Heritage
A house, in its own words
Bruno Fazzolari's path to perfumery began in the visual arts. A trained painter and sculptor based in San Francisco, he first incorporated fragrance into his work in 2010, creating scents to accompany installations of paintings at exhibitions. Each fragrance emerged from a specific body of work, serving as an olfactory extension of the visual art on display. He initially had no plans to bottle or sell these scents. The shift occurred in 2013, when Fazzolari began offering his fragrances in bottles through his artist website under the name Bruno Fazzolari. The early offerings included Au Dela, Monserrat, and Lampblack, all released that year. These fragrances began attracting attention within niche fragrance circles for their unconventional approach to composition and their clear artistic sensibility. The rebrand to FZOTIC happened in 2017, marking a deliberate transition that allowed the studio to operate with greater independence. Fazzolari left his gallery representation to focus fully on scent creation. The name FZOTIC itself functions as a kind of verbal artifact, similar to the unconventional fragrance names in the collection. This period also saw the release of Ummagumma, which has since become one of the house's most discussed fragrances, eventually leading to the 2025 reformulation and re-release as Ummagumma Extra. Cadavre Exquis arrived in 2016, joining a catalog that continued to expand through the late 2010s and into the 2020s. The house operates independently without external investment or partnership structures typical of larger fragrance houses.

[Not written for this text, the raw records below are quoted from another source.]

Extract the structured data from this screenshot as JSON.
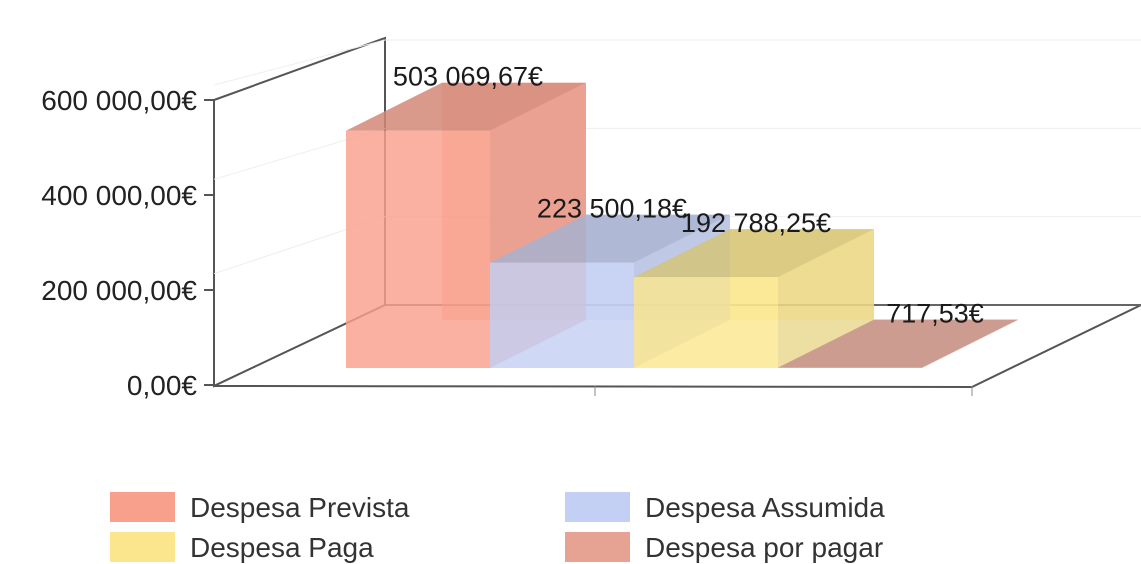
{
  "chart_data": {
    "type": "bar",
    "title": "",
    "xlabel": "",
    "ylabel": "",
    "ylim": [
      0,
      600000
    ],
    "yticks": [
      {
        "value": 0,
        "label": "0,00€"
      },
      {
        "value": 200000,
        "label": "200 000,00€"
      },
      {
        "value": 400000,
        "label": "400 000,00€"
      },
      {
        "value": 600000,
        "label": "600 000,00€"
      }
    ],
    "grid": true,
    "projection": "3d",
    "legend_position": "bottom",
    "series": [
      {
        "name": "Despesa Prevista",
        "value": 503069.67,
        "label": "503 069,67€",
        "color": "#f9a08c"
      },
      {
        "name": "Despesa Assumida",
        "value": 223500.18,
        "label": "223 500,18€",
        "color": "#c4d0f3"
      },
      {
        "name": "Despesa Paga",
        "value": 192788.25,
        "label": "192 788,25€",
        "color": "#fbe68d"
      },
      {
        "name": "Despesa por pagar",
        "value": 717.53,
        "label": "717,53€",
        "color": "#e6a394"
      }
    ]
  }
}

Fazzolari approaches fragrance as a visual artist approaches painting. His compositions reflect a sensibility shaped by years of working with form, color, texture, and conceptual installation art. Rather than following perfume industry conventions or targeting demographic profiles, he creates scents that translate specific artistic concepts or emotional states into liquid form. The studio's guiding principle is artistic exploration over commercial logic. Fazzolari has described creating fragrances for each of his art shows after 2010, with no initial intention to sell them. This origin story shapes how the brand approaches every subsequent release: each fragrance should function as a self-contained artistic statement with its own identity and internal logic. The house describes its fragrances as blending artistry and emotion, capturing different vibes ranging from light to warm to energized to mysterious. This language reflects Fazzolari's interest in how scent communicates mood and sensation beyond mere ingredient description. His background informs an approach where the final composition matters more than following traditional perfumery structures or expectations about what a particular fragrance type should smell like. The unconventional naming conventions across the catalog, featuring references like Cadavre Exquis (a nod to the French parlor game), Ummagumma (a Pink Floyd album), and Deixis (a linguistic term), suggest an artist comfortable referencing cultural artifacts and academic concepts within the context of accessible consumer products. This tension between intellectual reference and sensory experience defines much of the brand's positioning.